Xuan Chao, Wang Bin-Bin, Gao Ge, Bai Xiao-Yan, Yang Qin, Liu Xiao-Cheng, Jing Wen-Bin, Ma Xu, He Guo-Wei
TEDA International Cardiovascular Hospital, Medical College, Nankai University, Tianjin, PR China.
Genet Test Mol Biomarkers. 2012 Aug;16(8):984-7. doi: 10.1089/gtmb.2012.0003. Epub 2012 Jul 11.
Ventricular septal defect (VSD) is the most common congenital heart disease (CHD). A number of genetic studies have linked the gene of PLAGL1 to the etiology of CHD. The present study aimed to identify potential pathogenic mutations for PLAGL1 and to provide insights into the etiology of isolated VSD.
Case-control mutational analysis was performed in 300 patients with isolated VSD and 300 healthy controls. Two protein-coding extons of PLAGL1 and their partial flanking intron sequences were amplified by polymerase chain reaction and sequenced on an ABI3730 Automated Sequencer. CLC workbench software was used to compare the conservatism of PLAGL1 protein with other multiple species.
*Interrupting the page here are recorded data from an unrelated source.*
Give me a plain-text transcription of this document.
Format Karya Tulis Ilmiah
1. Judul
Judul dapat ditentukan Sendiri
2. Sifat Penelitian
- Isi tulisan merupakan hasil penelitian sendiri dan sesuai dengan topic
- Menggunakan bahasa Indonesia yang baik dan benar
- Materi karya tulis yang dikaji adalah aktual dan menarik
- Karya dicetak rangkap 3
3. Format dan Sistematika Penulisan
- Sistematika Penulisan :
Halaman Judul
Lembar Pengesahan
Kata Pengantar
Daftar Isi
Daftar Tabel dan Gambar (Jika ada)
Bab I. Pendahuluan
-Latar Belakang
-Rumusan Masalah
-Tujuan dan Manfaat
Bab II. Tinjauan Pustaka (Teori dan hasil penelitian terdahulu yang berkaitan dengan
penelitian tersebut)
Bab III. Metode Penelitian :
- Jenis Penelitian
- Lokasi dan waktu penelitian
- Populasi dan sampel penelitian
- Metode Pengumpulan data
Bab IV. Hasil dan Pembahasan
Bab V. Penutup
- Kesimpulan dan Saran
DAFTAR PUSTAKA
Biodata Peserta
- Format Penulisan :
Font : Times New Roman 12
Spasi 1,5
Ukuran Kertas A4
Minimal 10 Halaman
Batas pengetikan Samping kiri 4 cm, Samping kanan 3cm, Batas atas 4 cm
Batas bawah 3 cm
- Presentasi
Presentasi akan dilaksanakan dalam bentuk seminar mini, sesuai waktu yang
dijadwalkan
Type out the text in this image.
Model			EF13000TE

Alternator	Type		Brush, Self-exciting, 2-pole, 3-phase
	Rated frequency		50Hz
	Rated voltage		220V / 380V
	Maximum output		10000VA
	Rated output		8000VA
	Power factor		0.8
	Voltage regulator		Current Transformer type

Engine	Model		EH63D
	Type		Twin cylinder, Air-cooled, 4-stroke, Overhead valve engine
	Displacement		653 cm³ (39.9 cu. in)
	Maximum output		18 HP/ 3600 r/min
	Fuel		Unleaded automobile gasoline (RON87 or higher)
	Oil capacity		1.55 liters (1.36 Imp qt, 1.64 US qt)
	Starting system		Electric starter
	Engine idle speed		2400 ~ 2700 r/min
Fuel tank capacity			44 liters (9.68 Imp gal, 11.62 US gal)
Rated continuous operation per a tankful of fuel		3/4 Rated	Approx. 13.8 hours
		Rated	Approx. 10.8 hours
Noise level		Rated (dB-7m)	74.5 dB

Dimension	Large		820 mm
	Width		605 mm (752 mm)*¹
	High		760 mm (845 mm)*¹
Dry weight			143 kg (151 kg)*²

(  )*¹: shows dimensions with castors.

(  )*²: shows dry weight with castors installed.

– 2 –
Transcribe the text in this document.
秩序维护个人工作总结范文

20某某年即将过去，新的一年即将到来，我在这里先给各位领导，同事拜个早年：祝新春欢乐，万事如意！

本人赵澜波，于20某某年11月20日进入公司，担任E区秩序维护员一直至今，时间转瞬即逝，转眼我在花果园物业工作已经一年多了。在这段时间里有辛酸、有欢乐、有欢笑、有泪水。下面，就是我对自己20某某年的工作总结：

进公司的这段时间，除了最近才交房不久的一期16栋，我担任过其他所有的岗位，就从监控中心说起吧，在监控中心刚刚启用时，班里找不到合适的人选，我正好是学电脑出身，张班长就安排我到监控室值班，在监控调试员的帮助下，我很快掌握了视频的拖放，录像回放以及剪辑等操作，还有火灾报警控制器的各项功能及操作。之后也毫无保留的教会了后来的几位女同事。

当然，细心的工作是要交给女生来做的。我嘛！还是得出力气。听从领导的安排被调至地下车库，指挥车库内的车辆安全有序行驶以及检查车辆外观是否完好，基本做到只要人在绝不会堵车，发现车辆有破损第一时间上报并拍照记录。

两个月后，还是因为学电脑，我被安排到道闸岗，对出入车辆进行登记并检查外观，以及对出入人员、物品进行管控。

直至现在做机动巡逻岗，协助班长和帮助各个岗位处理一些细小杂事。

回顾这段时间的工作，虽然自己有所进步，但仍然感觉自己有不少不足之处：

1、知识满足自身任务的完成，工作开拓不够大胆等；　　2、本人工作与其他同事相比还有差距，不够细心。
Neither missense nor frame-shift mutations were detected in two protein-coding extons of PLAGL1. But a novel synonymous variation (c.486A>G, p. E162E) was detected in protein-coding exon-2. The glutamic that translated with the mutational codon is conservative when compared with other species.
We detected a synonymous variation in the protein-coding exon-2 of PLAGL1 in isolated VSD patients. It is possible that the etiology of isolated VSD might not be directly linked with this mutation, but might be associated with other patterns of gene expression regulation in PLAGL1, such as in the methylation-dependent manner.
室间隔缺损(VSD)是最常见的先天性心脏病(CHD)。多项遗传学研究已将PLAGL1基因与CHD的病因联系起来。本研究旨在鉴定PLAGL1的潜在致病突变,并深入了解孤立性VSD的病因。
对300例孤立性VSD患者和300例健康对照进行病例对照突变分析。通过聚合酶链反应扩增PLAGL1的两个蛋白质编码外显子及其部分侧翼内含子序列,并在ABI3730自动测序仪上进行测序。使用CLC工作台软件比较PLAGL1蛋白与其他多个物种的保守性。
在PLAGL1的两个蛋白质编码外显子中均未检测到错义突变或移码突变。但在蛋白质编码外显子2中检测到一个新的同义变异(c.486A>G,p.E162E)。与其他物种相比,由突变密码子翻译的谷氨酸是保守的。
我们在孤立性VSD患者的PLAGL1蛋白质编码外显子2中检测到一个同义变异。孤立性VSD的病因可能与该突变没有直接联系,但可能与PLAGL1中其他基因表达调控模式有关,如甲基化依赖方式。